The Home Office is defending the policy, arguing there is “a strong public interest in deterring unsafe, unnecessary and illegal journeys from safe third countries to the UK by asylum seekers”.
“To achieve that aim, the Home Secretary looked to form a partnership with another safe third country to which asylum seekers, who have made unsafe, unnecessary and illegal journeys to the UK, could safely be relocated”, argued its lawyers, led by Rory Dunlop QC.
The Home Office sent officials to Rwanda to assess the country’s asylum system and acknowledged the concerns from UNHCR, but argues each removal will be determined on a case-by-case basis.
It argued the High Court judge had not made any errors of law, that the Memorandum of Understanding on which the policy is based allows for the UK courts to order the return of people if they have been wrongly sent to Rwanda.
The government argues the risk of refoulement before the full hearing of the challenge is “very small” and may just be “speculation”.
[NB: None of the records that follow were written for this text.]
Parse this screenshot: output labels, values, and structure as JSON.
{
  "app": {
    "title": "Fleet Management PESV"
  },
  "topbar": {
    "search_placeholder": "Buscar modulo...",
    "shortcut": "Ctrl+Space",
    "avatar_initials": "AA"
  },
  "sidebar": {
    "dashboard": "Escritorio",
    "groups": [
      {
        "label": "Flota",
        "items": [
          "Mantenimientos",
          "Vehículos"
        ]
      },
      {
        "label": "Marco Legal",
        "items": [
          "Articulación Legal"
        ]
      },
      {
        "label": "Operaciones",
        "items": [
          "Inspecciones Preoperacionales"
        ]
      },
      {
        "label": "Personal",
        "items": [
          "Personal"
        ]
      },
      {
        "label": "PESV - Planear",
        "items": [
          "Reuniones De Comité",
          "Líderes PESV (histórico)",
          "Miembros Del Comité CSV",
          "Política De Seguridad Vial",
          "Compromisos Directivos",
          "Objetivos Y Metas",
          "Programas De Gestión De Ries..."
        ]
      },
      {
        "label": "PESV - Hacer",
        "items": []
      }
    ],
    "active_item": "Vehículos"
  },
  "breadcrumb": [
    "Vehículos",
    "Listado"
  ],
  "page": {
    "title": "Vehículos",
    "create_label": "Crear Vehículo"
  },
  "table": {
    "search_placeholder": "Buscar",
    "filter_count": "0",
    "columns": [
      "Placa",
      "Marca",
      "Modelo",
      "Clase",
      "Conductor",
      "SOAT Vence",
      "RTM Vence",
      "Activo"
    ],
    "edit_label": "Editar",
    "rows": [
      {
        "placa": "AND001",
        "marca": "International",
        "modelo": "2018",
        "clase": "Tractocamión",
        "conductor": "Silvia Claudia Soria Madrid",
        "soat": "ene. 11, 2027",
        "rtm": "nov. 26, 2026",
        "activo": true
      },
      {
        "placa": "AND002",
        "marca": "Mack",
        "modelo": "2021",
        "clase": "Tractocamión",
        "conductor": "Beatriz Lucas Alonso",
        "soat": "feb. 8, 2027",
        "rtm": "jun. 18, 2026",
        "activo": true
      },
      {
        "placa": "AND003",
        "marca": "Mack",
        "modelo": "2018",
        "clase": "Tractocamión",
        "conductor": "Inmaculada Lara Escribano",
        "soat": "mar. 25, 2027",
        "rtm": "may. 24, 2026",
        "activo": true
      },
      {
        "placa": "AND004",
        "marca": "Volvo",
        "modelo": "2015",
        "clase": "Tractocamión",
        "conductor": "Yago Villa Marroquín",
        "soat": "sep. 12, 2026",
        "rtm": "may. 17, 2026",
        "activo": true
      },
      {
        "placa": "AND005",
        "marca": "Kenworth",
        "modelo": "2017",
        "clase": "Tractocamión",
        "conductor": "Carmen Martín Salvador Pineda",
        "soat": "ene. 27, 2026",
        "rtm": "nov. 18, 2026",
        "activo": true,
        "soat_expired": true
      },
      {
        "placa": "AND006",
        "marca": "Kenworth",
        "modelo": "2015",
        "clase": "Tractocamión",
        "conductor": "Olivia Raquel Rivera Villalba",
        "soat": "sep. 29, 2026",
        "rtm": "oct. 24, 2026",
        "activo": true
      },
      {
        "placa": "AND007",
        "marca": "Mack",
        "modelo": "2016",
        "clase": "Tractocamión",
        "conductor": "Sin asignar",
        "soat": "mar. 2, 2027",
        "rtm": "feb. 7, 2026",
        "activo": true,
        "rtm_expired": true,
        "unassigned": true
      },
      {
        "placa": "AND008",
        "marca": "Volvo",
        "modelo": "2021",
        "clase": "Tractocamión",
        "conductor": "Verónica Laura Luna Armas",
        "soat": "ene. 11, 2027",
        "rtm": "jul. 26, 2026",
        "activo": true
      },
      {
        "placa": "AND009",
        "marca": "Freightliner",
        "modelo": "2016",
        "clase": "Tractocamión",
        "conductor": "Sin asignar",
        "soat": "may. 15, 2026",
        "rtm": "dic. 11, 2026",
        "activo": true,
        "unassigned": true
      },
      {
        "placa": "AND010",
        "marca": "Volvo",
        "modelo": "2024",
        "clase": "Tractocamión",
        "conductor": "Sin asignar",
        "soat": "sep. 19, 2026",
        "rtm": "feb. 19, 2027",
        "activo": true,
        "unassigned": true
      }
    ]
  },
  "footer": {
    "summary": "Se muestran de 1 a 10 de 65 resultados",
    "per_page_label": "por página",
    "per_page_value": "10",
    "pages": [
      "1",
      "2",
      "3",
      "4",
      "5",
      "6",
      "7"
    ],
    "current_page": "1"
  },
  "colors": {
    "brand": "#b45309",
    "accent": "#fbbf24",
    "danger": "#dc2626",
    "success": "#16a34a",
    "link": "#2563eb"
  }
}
Mr Dunlop said if the court grants an injunction today, there would be “prejudice to the public interest” of breaking up the gangs who organise boats across the Channel. And he said any injunction would likely be replicated by many others who are being removed to Rwanda in the next six weeks.
In a second legal case underway in the High Court, charity Asylum Aid is challenging the fairness of the decision-making process.
Charlotte Kilroy QC, representing the charity, told the court in danger of removal are given up to two weeks to seek legal advice, make representations, and gather evidence for their case, before having a further five working days to mount a challenge.
Calling it an “extraordinarily abbreviated procedure”, she argued: “Individuals don’t have a fair opportunity to present their full case as to why they can’t be lawfully removed.”
Ms Kilroy argued the Home Secretary is also “deprived of information needed to make lawful decisions”, raising the spectre of a “high risk of unlawful and unsafe decisions”.
The Home Secretary is defending the lawfulness of its new procedure in the Rwanda removals policy, arguing those involved have the same access to legal advice and the courts as other asylum seekers who face deportation.
They “will have an appropriate opportunity to make representations and challenge the decision”, argued Edward Brown QC.
He said all 47 people who were originally set to be on tomorrow’s flight have had the chance to seek legal advice, with 36 people’s cases delayed after representations were made by their lawyers.
“There is no reason to think that the position will be otherwise going forward, either generally or (pertinently) pending a hearing in July 2022”, said Mr Brown, in written submissions.
The government is opposing a blanket ban on Rwanda flights, arguing individual detainees can bring forward bids for injunctions in their particular cases.
Permission to appeal to the Supreme Court was refused by the Court of Appeal.